Two Texas administrative law judges have sided with environmentalists against a permit for a new coal- and petroleum coke-fired power plant in Matagorda County.

The judges found that Houston-based White Stallion Energy Center's plans for a 1,200-megawatt plant failed on three points, including the quality of the data used to make conclusions about air quality in the area.

Environmentalists who oppose the White Stallion plant said the judges' ruling did not go as far as they would like, but it possibly delayed the project by as much as six months.

"This is a pollution bullet dodged for a moment," said Tom "Smitty" Smith, Texas director of Public Citizen, one of the groups fighting the new plant.

Administrative Law Judges Paul Keeper and Kerrie Jo Qualthorough issued their decision this week based on testimony and evidence at a hearing in April.

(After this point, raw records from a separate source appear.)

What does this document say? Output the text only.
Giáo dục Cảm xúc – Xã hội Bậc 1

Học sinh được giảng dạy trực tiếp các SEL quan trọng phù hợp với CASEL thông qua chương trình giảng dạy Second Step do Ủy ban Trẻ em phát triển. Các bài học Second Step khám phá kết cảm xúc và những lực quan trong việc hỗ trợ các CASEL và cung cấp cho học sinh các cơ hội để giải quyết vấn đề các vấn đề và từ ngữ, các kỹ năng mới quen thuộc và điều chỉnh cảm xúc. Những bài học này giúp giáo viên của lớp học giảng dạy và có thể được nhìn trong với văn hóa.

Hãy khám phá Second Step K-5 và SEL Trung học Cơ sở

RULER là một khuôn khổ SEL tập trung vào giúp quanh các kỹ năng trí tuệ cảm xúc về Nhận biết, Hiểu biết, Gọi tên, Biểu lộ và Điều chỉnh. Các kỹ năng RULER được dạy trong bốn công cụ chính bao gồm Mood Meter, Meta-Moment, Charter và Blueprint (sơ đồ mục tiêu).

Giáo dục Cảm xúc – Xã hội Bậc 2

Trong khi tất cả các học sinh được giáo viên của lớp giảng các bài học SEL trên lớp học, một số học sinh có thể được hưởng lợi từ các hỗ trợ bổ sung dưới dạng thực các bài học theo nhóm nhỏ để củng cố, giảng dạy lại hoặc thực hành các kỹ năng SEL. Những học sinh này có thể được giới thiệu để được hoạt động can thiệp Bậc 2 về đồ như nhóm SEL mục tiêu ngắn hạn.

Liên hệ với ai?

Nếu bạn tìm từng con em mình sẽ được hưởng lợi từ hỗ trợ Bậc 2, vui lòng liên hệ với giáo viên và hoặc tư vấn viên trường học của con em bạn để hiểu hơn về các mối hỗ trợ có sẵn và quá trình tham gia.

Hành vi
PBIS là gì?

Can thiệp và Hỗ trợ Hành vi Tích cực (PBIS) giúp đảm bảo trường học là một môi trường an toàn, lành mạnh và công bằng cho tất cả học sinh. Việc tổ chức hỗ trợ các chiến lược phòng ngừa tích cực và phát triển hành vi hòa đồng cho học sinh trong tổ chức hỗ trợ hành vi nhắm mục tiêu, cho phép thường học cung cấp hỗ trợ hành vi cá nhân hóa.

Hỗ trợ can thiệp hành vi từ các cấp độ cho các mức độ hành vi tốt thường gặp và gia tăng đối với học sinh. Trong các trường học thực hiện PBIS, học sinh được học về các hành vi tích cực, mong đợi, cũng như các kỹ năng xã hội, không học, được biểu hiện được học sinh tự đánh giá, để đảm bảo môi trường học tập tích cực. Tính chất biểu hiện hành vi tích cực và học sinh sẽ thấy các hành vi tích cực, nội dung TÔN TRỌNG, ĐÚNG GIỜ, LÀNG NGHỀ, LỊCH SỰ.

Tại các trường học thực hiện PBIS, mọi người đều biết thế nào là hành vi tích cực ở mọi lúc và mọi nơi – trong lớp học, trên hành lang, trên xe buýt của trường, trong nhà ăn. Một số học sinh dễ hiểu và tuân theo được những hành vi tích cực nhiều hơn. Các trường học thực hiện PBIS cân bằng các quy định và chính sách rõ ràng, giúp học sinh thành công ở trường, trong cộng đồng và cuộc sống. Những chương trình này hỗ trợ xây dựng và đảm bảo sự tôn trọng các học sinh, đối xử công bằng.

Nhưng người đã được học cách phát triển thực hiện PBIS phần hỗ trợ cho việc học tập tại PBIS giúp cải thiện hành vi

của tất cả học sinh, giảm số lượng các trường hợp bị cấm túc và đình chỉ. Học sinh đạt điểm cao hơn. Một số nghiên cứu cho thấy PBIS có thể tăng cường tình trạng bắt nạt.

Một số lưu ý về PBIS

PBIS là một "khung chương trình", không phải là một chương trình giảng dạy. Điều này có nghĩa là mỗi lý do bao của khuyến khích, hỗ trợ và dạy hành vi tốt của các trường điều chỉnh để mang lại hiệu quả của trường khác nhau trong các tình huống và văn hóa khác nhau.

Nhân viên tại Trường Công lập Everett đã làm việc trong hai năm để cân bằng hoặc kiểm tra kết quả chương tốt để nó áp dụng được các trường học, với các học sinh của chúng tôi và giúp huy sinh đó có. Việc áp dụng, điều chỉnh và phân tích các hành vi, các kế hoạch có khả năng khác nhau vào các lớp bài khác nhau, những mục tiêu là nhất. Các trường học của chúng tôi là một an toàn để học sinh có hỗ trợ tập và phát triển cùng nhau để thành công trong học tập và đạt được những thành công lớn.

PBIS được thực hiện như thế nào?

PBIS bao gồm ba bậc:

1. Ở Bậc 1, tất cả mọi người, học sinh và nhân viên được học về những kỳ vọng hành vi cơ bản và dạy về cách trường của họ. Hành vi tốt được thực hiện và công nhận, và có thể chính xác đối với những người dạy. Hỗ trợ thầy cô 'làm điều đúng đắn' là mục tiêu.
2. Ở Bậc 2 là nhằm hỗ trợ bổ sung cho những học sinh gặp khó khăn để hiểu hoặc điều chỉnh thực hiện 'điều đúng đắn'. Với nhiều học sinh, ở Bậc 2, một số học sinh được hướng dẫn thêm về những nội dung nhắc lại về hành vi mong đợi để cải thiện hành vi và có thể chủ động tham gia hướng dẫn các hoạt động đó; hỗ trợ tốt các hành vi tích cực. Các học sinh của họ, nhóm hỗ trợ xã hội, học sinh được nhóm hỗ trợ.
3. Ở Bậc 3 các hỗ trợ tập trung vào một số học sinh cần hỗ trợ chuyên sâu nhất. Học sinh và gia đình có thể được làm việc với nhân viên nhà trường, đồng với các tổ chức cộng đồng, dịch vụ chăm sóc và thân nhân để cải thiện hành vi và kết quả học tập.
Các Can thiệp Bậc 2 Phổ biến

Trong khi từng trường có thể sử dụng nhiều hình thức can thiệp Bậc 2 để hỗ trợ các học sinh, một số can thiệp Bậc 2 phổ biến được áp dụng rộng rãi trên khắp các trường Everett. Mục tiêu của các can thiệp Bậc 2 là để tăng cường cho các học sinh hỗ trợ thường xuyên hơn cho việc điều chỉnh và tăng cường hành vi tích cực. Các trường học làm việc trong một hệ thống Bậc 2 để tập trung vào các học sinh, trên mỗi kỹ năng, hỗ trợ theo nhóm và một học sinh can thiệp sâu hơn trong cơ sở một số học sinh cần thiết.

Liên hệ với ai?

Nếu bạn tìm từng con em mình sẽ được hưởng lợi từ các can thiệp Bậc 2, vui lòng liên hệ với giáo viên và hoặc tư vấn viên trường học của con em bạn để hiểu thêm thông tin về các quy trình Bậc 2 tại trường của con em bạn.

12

The judges' findings are not binding on the Texas Commission on Environmental Quality, which makes the final decision on air permits. The commissioners have not yet scheduled a vote on the White Stallion permit, a TCEQ spokesman said. In June, the commissioners gave the developers of a petroleum-coke plant in Corpus Christi four months to fix problems in their application, despite a blistering ruling from two administrative law judges and pleas from environmentalists and residents to require the company to start over.

In the White Stallion case, the judges found fault with the data the company used to make conclusions on air quality in the region. They also concluded that the company failed to consider the effects of coal dust and to set proper limits for two air pollutants.

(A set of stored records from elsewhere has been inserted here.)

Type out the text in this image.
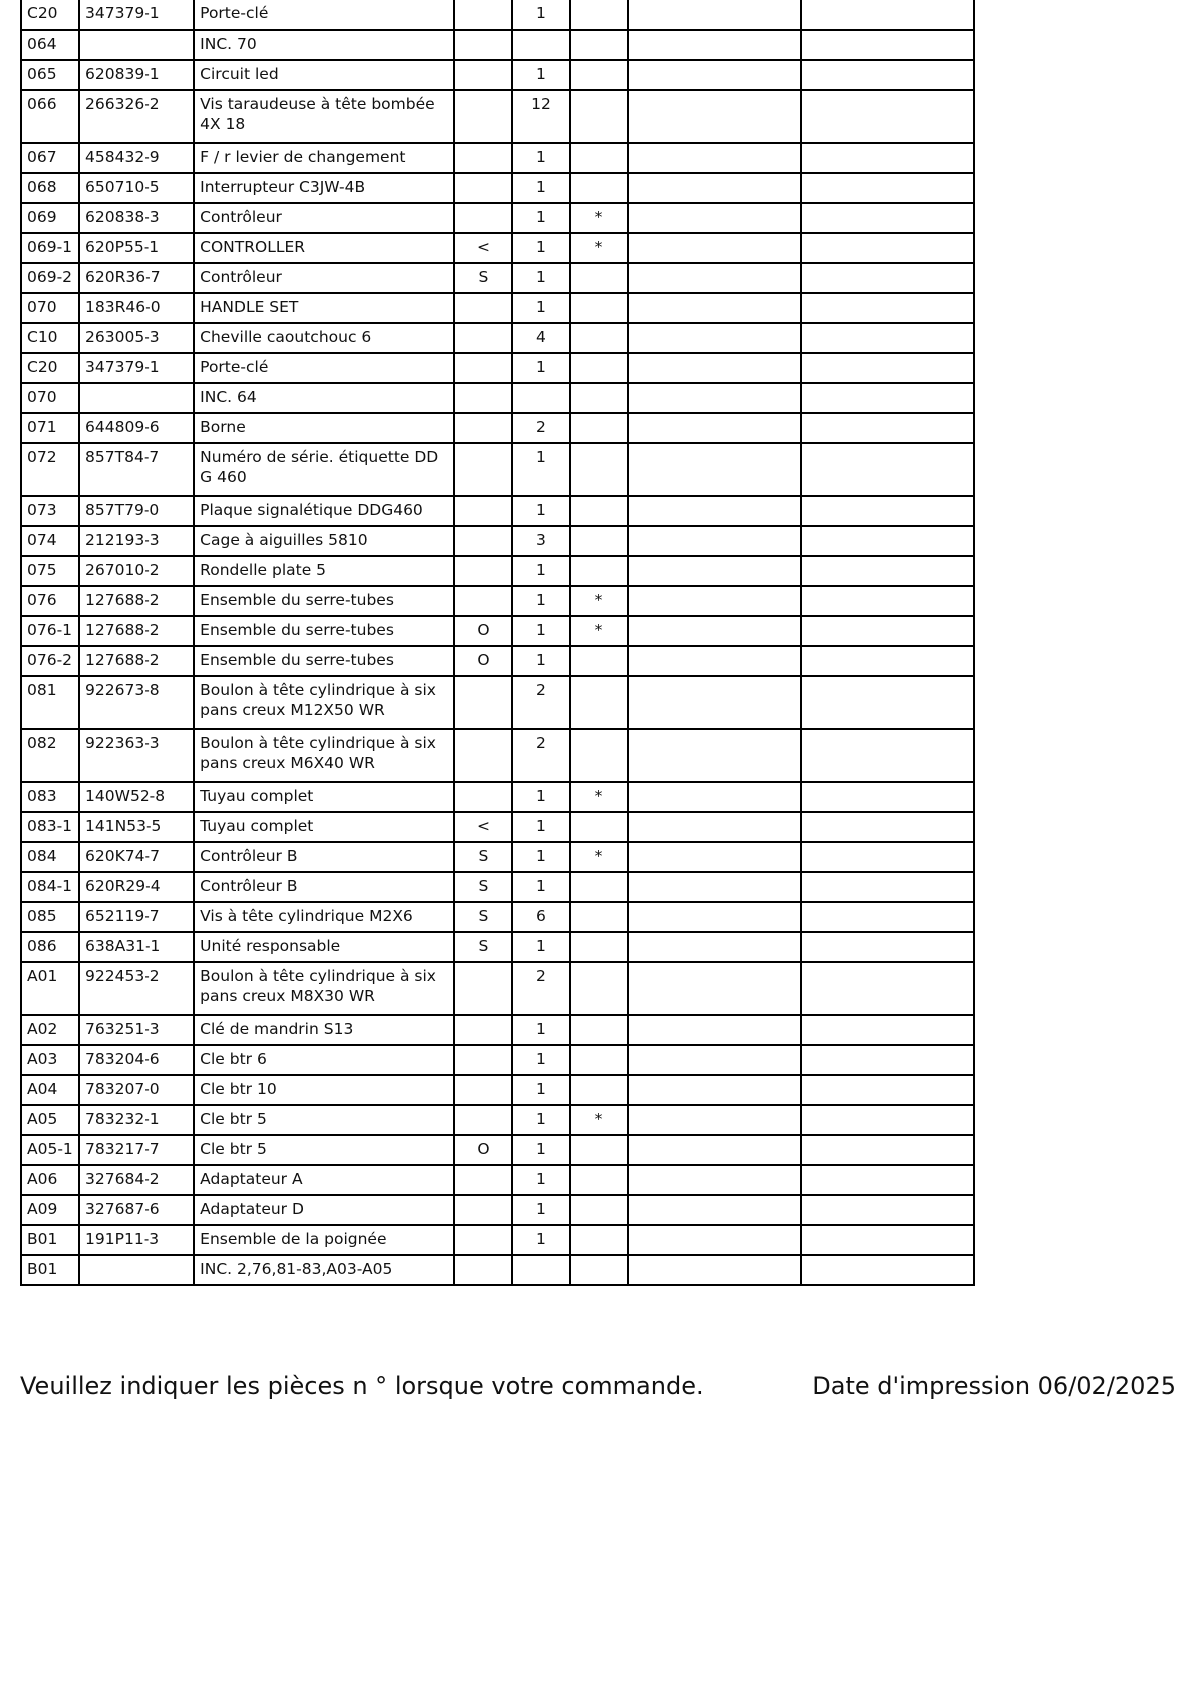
C20	347379-1	Porte-clé		1			
064		INC. 70					
065	620839-1	Circuit led		1			
066	266326-2	Vis taraudeuse à tête bombée 4X 18		12			
067	458432-9	F / r levier de changement		1			
068	650710-5	Interrupteur C3JW-4B		1			
069	620838-3	Contrôleur		1	*		
069-1	620P55-1	CONTROLLER	<	1	*		
069-2	620R36-7	Contrôleur	S	1			
070	183R46-0	HANDLE SET		1			
C10	263005-3	Cheville caoutchouc 6		4			
C20	347379-1	Porte-clé		1			
070		INC. 64					
071	644809-6	Borne		2			
072	857T84-7	Numéro de série. étiquette DDG 460		1			
073	857T79-0	Plaque signalétique DDG460		1			
074	212193-3	Cage à aiguilles 5810		3			
075	267010-2	Rondelle plate 5		1			
076	127688-2	Ensemble du serre-tubes		1	*		
076-1	127688-2	Ensemble du serre-tubes	O	1	*		
076-2	127688-2	Ensemble du serre-tubes	O	1			
081	922673-8	Boulon à tête cylindrique à six pans creux M12X50 WR		2			
082	922363-3	Boulon à tête cylindrique à six pans creux M6X40 WR		2			
083	140W52-8	Tuyau complet		1	*		
083-1	141N53-5	Tuyau complet	<	1			
084	620K74-7	Contrôleur B	S	1	*		
084-1	620R29-4	Contrôleur B	S	1			
085	652119-7	Vis à tête cylindrique M2X6	S	6			
086	638A31-1	Unité responsable	S	1			
A01	922453-2	Boulon à tête cylindrique à six pans creux M8X30 WR		2			
A02	763251-3	Clé de mandrin S13		1			
A03	783204-6	Cle btr 6		1			
A04	783207-0	Cle btr 10		1			
A05	783232-1	Cle btr 5		1	*		
A05-1	783217-7	Cle btr 5	O	1			
A06	327684-2	Adaptateur A		1			
A09	327687-6	Adaptateur D		1			
B01	191P11-3	Ensemble de la poignée		1			
B01		INC. 2,76,81-83,A03-A05					
Veuillez indiquer les pièces n ° lorsque votre commande.	Date d'impression 06/02/2025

White Stallion officials did not respond to requests for comment.

The judges denied the environmentalists' request to reject the application based on the potential effect on Houston's air quality.

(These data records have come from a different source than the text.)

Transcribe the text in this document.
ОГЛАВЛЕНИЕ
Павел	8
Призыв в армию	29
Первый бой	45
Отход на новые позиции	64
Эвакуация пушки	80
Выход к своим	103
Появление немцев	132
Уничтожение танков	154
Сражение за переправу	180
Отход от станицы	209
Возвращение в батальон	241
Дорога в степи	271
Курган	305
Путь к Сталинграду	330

Some Houston lawmakers and environmentalists have said the new plant would worsen the region's stubborn smog problem as tougher nationwide limits for the widespread pollutant come into play.

The U.S. Environmental Protection Agency also wants Texas regulators to delay permits until they can prove that pollution from the coal plant would not worsen Houston's smog.

The new plant would pump more than 4,000 tons of nitrogen oxides into the air each year — as much as 4.8  million cars - and increase Houston's ozone level by 2 parts per billion, according to environmental groups.

"There is no doubt that White Stallion will have a lot of NOx emissions," said Neil Carman, an air quality expert for the Sierra Club's Lone Star chapter. "It's just a matter of which way the wind blows."

The plant would be built less than 20 miles from the boundary of the eight-county Houston region that was long in violation of federal limits for smog, or ozone. Rules on industrial pollution - in particular, new sources - are tighter inside such areas than outside, even though smog isn't bound by county lines.

Houston, once the nation's smog capital, met the federal smog limit for the first time last year. Ozone is created when a mixture of chemicals emitted mostly by vehicles, refineries and industrial plants reacts with sunlight.